‘The sins of your past would have destroyed this place…’
I’ve already written to death about how as much as I admire them from afar, I’m not really a massive Marvel fan. I watch all the movies and normally enjoy them, but I feel no emotional attachment to any of these characters. I indulge the MCU as a distraction. They are an easy watch in a difficult world. One of my key complaints with the MCU is that a lot of their output feels samey and formulaic. Shang-Chi and the Legend of the Ten Rings attempts to move away from this formula, and is all the better for it…
Shaun (Simu Liu) and Katy (Awkwafina) live perfectly humdrum lives as car valets in San Francisco. Following a (fantastic) encounter on a public bus, Shaun is forced to reveal his true identity.
Some elements of the Marvelification of cinema remain, of course. We have the origin story, we have the wise cracking and we have the familiar aesthetic of bright colours and loud noises. Shang-Chi… also takes its cues from classic martial arts movies and video game lore, as well as Chinese mysticism. This diverse melting pot and the lack of references to other MCU properties allows Destin Daniel Cretton’s movie to feel a little more unique in a franchise that often lacks originality.

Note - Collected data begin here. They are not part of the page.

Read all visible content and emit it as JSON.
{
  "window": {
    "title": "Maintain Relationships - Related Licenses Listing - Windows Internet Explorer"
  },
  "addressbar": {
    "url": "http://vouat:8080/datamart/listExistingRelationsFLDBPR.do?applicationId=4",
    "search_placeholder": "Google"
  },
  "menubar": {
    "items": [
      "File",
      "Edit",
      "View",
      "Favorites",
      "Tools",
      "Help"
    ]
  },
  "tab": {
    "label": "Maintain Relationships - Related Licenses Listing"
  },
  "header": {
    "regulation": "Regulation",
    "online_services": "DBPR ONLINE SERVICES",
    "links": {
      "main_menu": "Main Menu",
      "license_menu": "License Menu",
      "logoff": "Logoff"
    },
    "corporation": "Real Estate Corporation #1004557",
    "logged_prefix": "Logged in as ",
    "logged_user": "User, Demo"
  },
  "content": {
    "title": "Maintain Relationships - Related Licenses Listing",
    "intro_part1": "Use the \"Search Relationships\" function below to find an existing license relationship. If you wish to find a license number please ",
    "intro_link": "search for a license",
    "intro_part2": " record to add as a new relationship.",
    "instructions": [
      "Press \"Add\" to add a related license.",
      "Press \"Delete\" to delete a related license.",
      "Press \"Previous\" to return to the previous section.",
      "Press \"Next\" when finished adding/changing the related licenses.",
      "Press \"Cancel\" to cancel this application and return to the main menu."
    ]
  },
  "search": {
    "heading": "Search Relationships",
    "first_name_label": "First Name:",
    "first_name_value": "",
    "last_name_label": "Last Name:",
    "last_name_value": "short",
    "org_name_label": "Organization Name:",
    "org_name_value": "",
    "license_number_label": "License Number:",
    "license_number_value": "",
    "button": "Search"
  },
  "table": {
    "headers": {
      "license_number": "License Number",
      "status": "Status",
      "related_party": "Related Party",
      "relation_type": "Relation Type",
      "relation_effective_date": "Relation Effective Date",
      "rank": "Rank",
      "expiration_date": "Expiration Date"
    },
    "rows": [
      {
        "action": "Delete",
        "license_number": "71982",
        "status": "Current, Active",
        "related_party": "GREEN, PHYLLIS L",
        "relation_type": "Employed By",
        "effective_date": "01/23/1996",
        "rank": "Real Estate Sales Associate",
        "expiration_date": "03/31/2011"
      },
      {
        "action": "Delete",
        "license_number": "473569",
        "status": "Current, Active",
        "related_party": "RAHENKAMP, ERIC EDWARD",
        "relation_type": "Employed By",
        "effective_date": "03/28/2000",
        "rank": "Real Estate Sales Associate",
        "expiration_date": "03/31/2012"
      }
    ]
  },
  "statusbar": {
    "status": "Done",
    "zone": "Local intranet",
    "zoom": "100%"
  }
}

This is helped along by a winning performance from Simu Liu in the titular role and a scene-stealing turn from Awkwafina as his long suffering sidekick. Elsewhere, Ben Kingsley provides some welcome comic relief (although his scouse accent is unnecessary) and Tony Chiu-Wai Leung makes for an excellent sympathetic villain as Shaun’s father Xu Wenwu.
Cretton’s breakout film Short Term 12 was one of the best films of 2013, so it is satisfying to see him do such a great job with a film that probably had ten times the budget of that indie success. There are question marks as to how long Marvel can remain on the throne, but if it keeps churning out movies as good as Shang-Chi and the Legend of the Ten Rings they could remain on top for some time yet.